11 November 2013 65 435 Report

There has been much recent interest in the role played by oxidative stress as a mediator of the life history trade-off between reproduction and survival. Field studies of birds and mammals have generally shown that oxidative stress is unchanged or increases during reproduction. However laboratory studies on mammals have tended to show completely the opposite: with damage being generally reduced (or unchanged). This has been interpreted as potentially because in the field food supplies are limited, while in the lab food is available in excess. Thus in the field the trade-off becomes exposed. However, a confounding factor is that for various reasons field studies have used blood samples to measure oxidative stress, while the lab, studies have focused on tissue samples.

We have just published 2 papers in two different species (Mongolian gerbils and Brandts voles) (Xu et al 2013; Yang et al 2013) which were both studied in captivity, but from which we sampled both blood and tissues. In both species, using protein carbonylation as the assay, we found the same effect: in blood we replicated the previous field results (greater oxidative damage in reproduction) and in the liver we replicated the previous lab results (lower oxidative damage in reproduction). Plus for several assays the damage was unchanged in both tissues.

I would be really interested in peoples thoughts about these contrasting effects, and what they mean for oxidative stress as a mediator of life history trade-offs. What is likely to be more important: damage in the liver or in the blood? And why? Is there any evidence base on which to make a decision? Should we really be looking at other tissues? And if so which? What about the best assay to use? Is protein damage important? Or is damage to lipids or DNA the thing we should really be paying attention to? And why? Is there any objective evidence on which to make a decision between different damage targets? Based on simultaneous measures of superoxide dismutase it looks like the animals in these 2 studies selectively allocated protection to different tissues: more in the liver and less in the blood? Are some tissues relatively unprotected because oxidative damage to them is less important? What do people speculate is the meaning of these different responses? Where does this leave the idea that oxidative stress is a mediator of life history trade-offs?

References

Xu, Y.C., Yang, D.B., Speakman, J.R. and Wang, D.H. (2013)
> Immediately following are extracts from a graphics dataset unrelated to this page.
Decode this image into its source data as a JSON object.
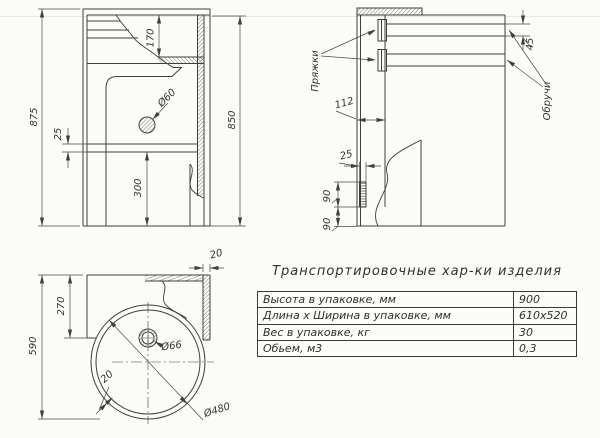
{
  "colors": {
    "ink": "#3f3f3f",
    "paper": "#fbfbf8"
  },
  "front": {
    "h_overall": "875",
    "h_box": "850",
    "inset_top": "170",
    "gap": "25",
    "bottom_len": "300",
    "hole_dia": "Ø60"
  },
  "side": {
    "offset": "112",
    "strip_w": "25",
    "seg_a": "90",
    "seg_b": "90",
    "band_w": "45",
    "buckles_label": "Пряжки",
    "hoops_label": "Обручи"
  },
  "top": {
    "depth": "590",
    "back_depth": "270",
    "edge_w": "20",
    "drain_dia": "Ø66",
    "rim_w": "20",
    "bowl_dia": "Ø480"
  },
  "table": {
    "title": "Транспортировочные хар-ки изделия",
    "rows": [
      {
        "label": "Высота в упаковке, мм",
        "value": "900"
      },
      {
        "label": "Длина х Ширина в упаковке, мм",
        "value": "610х520"
      },
      {
        "label": "Вес в упаковке, кг",
        "value": "30"
      },
      {
        "label": "Обьем, м3",
        "value": "0,3"
      }
    ]
  }
}
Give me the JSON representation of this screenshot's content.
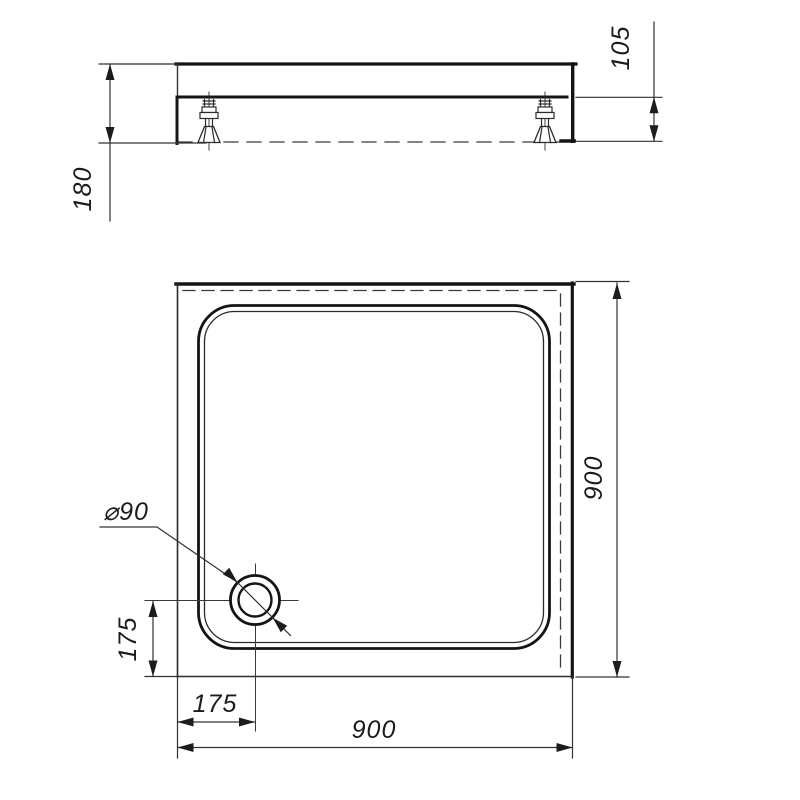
{
  "dimensions": {
    "side_total_height": "180",
    "side_leg_height": "105",
    "plan_width_bottom": "900",
    "plan_depth_right": "900",
    "drain_diameter": "⌀90",
    "drain_offset_horizontal": "175",
    "drain_offset_vertical": "175"
  }
}
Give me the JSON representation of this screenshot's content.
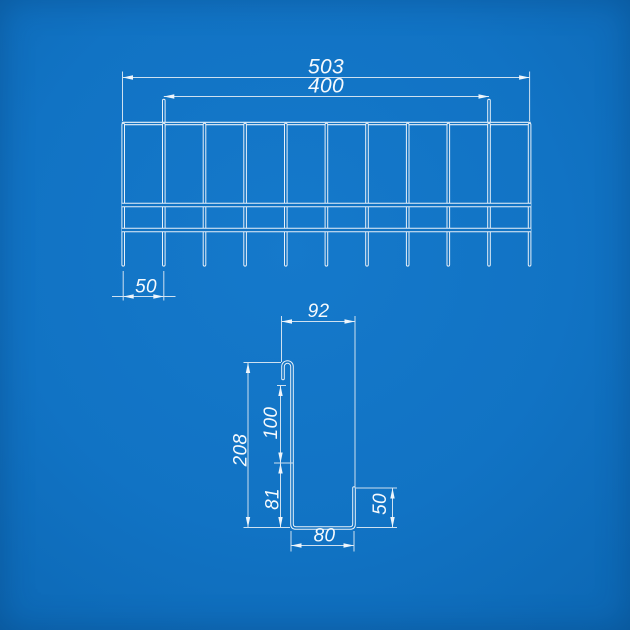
{
  "drawing": {
    "front_view": {
      "dim_overall_width": "503",
      "dim_hook_spacing": "400",
      "dim_wire_pitch": "50"
    },
    "profile_view": {
      "dim_top_depth": "92",
      "dim_total_height": "208",
      "dim_upper_height": "100",
      "dim_lower_height": "81",
      "dim_lip_height": "50",
      "dim_base_width": "80"
    },
    "colors": {
      "background": "#1173c4",
      "line": "#e8f1f9",
      "dimension": "#cfe1f0",
      "label": "#f6fafd"
    }
  }
}
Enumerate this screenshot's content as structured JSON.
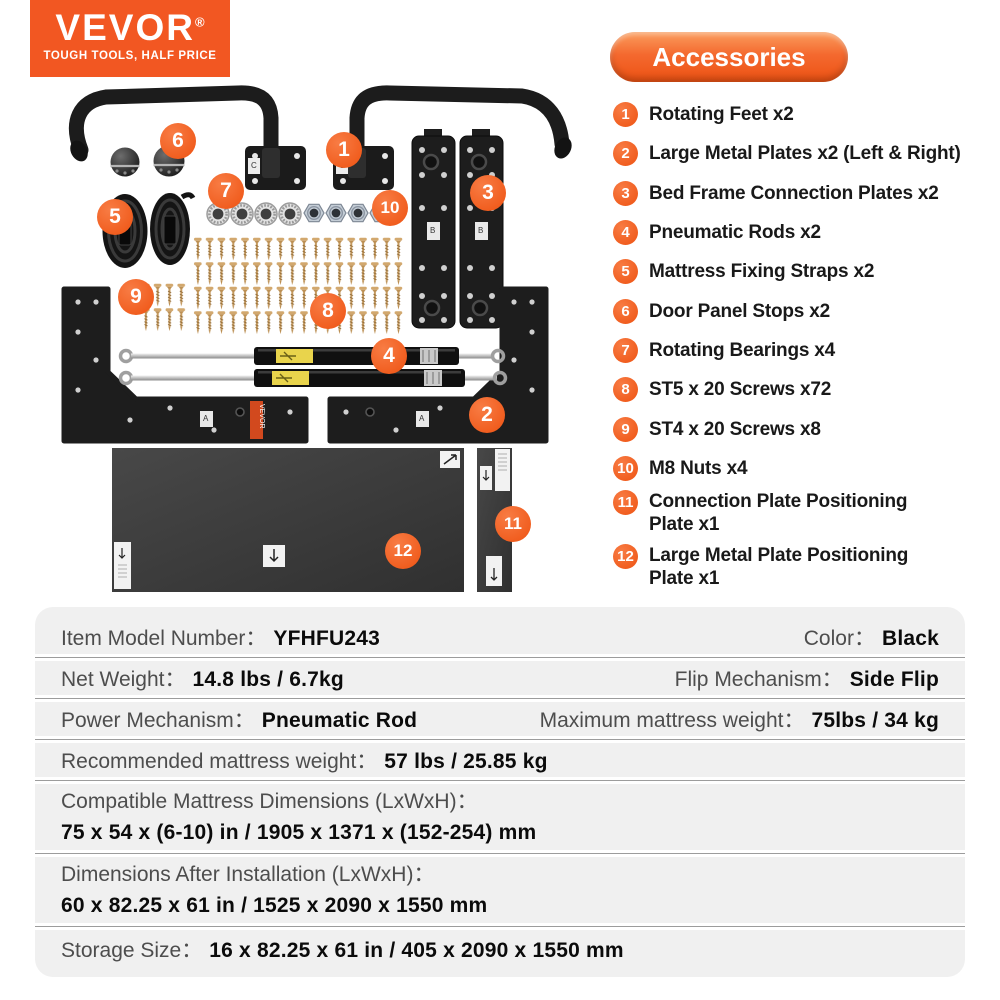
{
  "logo": {
    "brand": "VEVOR",
    "registered": "®",
    "tagline": "TOUGH TOOLS, HALF PRICE"
  },
  "accessories": {
    "title": "Accessories",
    "items": [
      {
        "number": "1",
        "label": "Rotating Feet x2"
      },
      {
        "number": "2",
        "label": "Large Metal Plates x2 (Left & Right)"
      },
      {
        "number": "3",
        "label": "Bed Frame Connection Plates x2"
      },
      {
        "number": "4",
        "label": "Pneumatic Rods x2"
      },
      {
        "number": "5",
        "label": "Mattress Fixing Straps x2"
      },
      {
        "number": "6",
        "label": "Door Panel Stops x2"
      },
      {
        "number": "7",
        "label": "Rotating Bearings x4"
      },
      {
        "number": "8",
        "label": "ST5 x 20 Screws x72"
      },
      {
        "number": "9",
        "label": "ST4 x 20 Screws x8"
      },
      {
        "number": "10",
        "label": "M8 Nuts x4"
      },
      {
        "number": "11",
        "label": "Connection Plate Positioning\nPlate x1"
      },
      {
        "number": "12",
        "label": "Large Metal Plate Positioning\nPlate x1"
      }
    ]
  },
  "parts": {
    "vevor_label": "VEVOR",
    "markings": {
      "feet": "C",
      "connection": "B",
      "large": "A"
    }
  },
  "specs": {
    "rows": [
      {
        "label": "Item Model Number：",
        "value": "YFHFU243",
        "label2": "Color：",
        "value2": "Black"
      },
      {
        "label": "Net Weight：",
        "value": "14.8 lbs / 6.7kg",
        "label2": "Flip Mechanism：",
        "value2": "Side Flip"
      },
      {
        "label": "Power Mechanism：",
        "value": "Pneumatic Rod",
        "label2": "Maximum mattress weight：",
        "value2": "75lbs / 34 kg"
      },
      {
        "label": "Recommended mattress weight：",
        "value": "57 lbs / 25.85 kg"
      },
      {
        "label": "Compatible Mattress Dimensions (LxWxH)：",
        "value": "75 x 54 x (6-10) in / 1905 x 1371 x (152-254) mm"
      },
      {
        "label": "Dimensions After Installation (LxWxH)：",
        "value": "60 x 82.25 x 61 in / 1525 x 2090 x 1550 mm"
      },
      {
        "label": "Storage Size：",
        "value": "16 x 82.25 x 61 in / 405 x 2090 x 1550 mm"
      }
    ]
  },
  "colors": {
    "brand_orange": "#F25722",
    "callout_orange": "#EE5211",
    "table_background": "#F0F0F0",
    "part_black": "#1D1D1D",
    "screw_gold": "#C59A5E"
  }
}
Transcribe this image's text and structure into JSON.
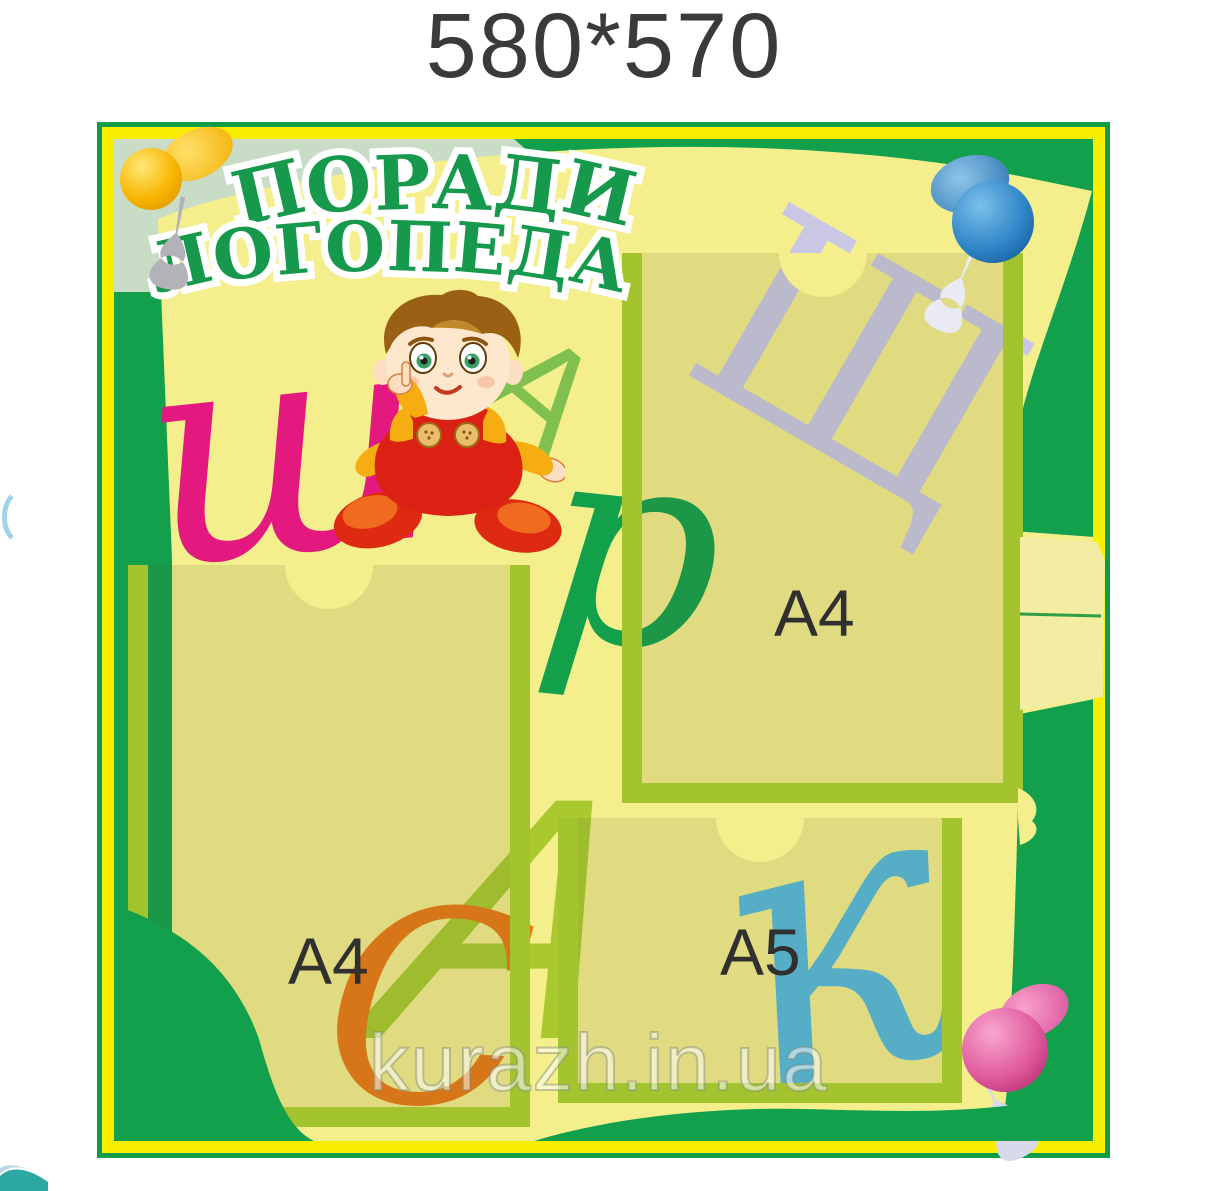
{
  "size_label": "580*570",
  "board": {
    "title": {
      "line1": "ПОРАДИ",
      "line2": "ЛОГОПЕДА"
    },
    "pockets": [
      {
        "name": "left-a4-pocket",
        "label": "A4"
      },
      {
        "name": "right-a4-pocket",
        "label": "A4"
      },
      {
        "name": "a5-pocket",
        "label": "A5"
      }
    ],
    "decor_letters": [
      {
        "char": "ш",
        "color": "#e3197f"
      },
      {
        "char": "А",
        "color": "#7fc04e"
      },
      {
        "char": "Щ",
        "color": "#c9c7e4"
      },
      {
        "char": "р",
        "color": "#12a04b"
      },
      {
        "char": "А",
        "color": "#a9c92f"
      },
      {
        "char": "С",
        "color": "#e87a15"
      },
      {
        "char": "к",
        "color": "#55badd"
      }
    ],
    "pins": [
      {
        "name": "yellow-pushpin",
        "color": "#f7b500"
      },
      {
        "name": "blue-pushpin",
        "color": "#2f86c8"
      },
      {
        "name": "pink-pushpin",
        "color": "#e05a9e"
      },
      {
        "name": "gray-tack",
        "color": "#b2b2b8"
      },
      {
        "name": "white-tack",
        "color": "#e9eaf4"
      },
      {
        "name": "lavender-tack",
        "color": "#d8daec"
      }
    ],
    "colors": {
      "frame_green": "#0e9c49",
      "frame_yellow": "#f8ee00",
      "board_green": "#12a04d",
      "paper_yellow": "#f4ee8d",
      "pocket_border": "#a3c32f",
      "mint_band": "#c8dcc6",
      "title_green": "#17994d"
    }
  },
  "watermark": "kurazh.in.ua"
}
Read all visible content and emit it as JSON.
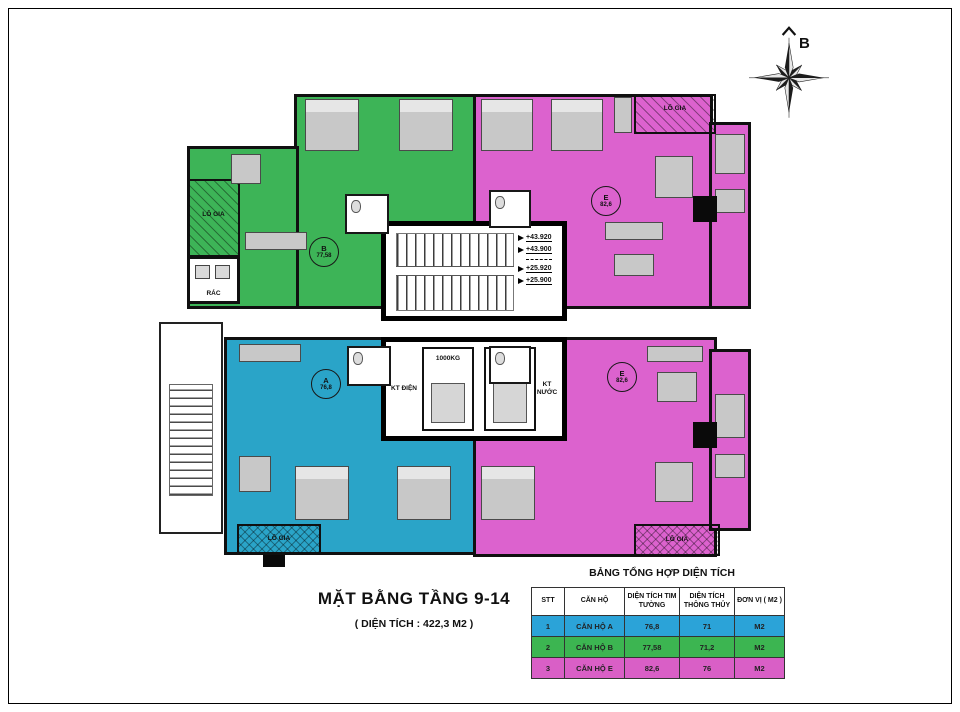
{
  "page": {
    "title": "MẶT BẰNG TẦNG 9-14",
    "subtitle": "( DIỆN TÍCH : 422,3 M2 )"
  },
  "compass": {
    "label": "B"
  },
  "plan": {
    "apartments": {
      "a": {
        "letter": "A",
        "area": "76,8",
        "color": "#2aa4c8"
      },
      "b": {
        "letter": "B",
        "area": "77,58",
        "color": "#3db457"
      },
      "e_top": {
        "letter": "E",
        "area": "82,6",
        "color": "#dc62ce"
      },
      "e_bottom": {
        "letter": "E",
        "area": "82,6",
        "color": "#dc62ce"
      }
    },
    "labels": {
      "balcony_top_right": "LÔ GIA",
      "balcony_left": "LÔ GIA",
      "balcony_bottom_left": "LÔ GIA",
      "balcony_bottom_right": "LÔ GIA",
      "trash": "RÁC",
      "kt_dien": "KT ĐIỆN",
      "kt_nuoc": "KT NƯỚC",
      "elevator_1": "1000KG",
      "elevator_2": "1000KG"
    },
    "elevations": [
      "+43.920",
      "+43.900",
      "+25.920",
      "+25.900"
    ]
  },
  "summary": {
    "title": "BẢNG TỔNG HỢP DIỆN TÍCH",
    "columns": [
      "STT",
      "CĂN HỘ",
      "DIỆN TÍCH TIM TƯỜNG",
      "DIỆN TÍCH THÔNG THỦY",
      "ĐƠN VỊ ( M2 )"
    ],
    "rows": [
      {
        "stt": "1",
        "name": "CĂN HỘ A",
        "tim_tuong": "76,8",
        "thong_thuy": "71",
        "don_vi": "M2",
        "color": "#2ba3d8"
      },
      {
        "stt": "2",
        "name": "CĂN HỘ B",
        "tim_tuong": "77,58",
        "thong_thuy": "71,2",
        "don_vi": "M2",
        "color": "#3cb551"
      },
      {
        "stt": "3",
        "name": "CĂN HỘ E",
        "tim_tuong": "82,6",
        "thong_thuy": "76",
        "don_vi": "M2",
        "color": "#d95fc6"
      }
    ]
  }
}
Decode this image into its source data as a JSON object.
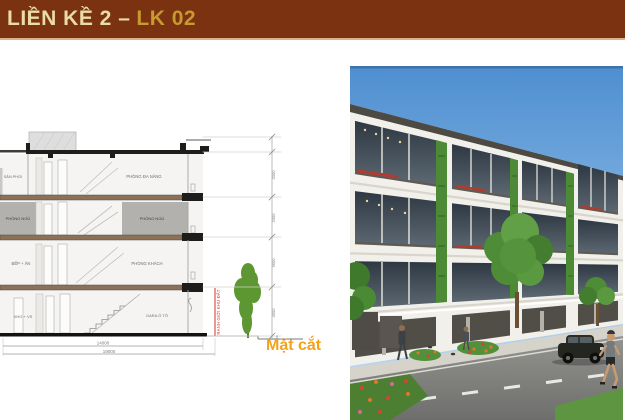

Oxidative stress in response to natural and experimentally elevated reproductive effort is

tissue dependent

Functional Ecology

DOI: 10.1111/1365-2435.12168 (online 2nd Oct 2013)

Yang, D.B., Xu, Y.C., Wang, D.H. and Speakman, J.R. (2013)

Effects of reproduction on immuno-suppression and oxidative damage, and hence support or

otherwise for their roles as mechanisms underpinning life history trade-offs, are tissue and assay dependent

Journal of Experimental Biology 216:4242-50.

doi: 10.1242/jeb.092049. (online 30th Aug 2013).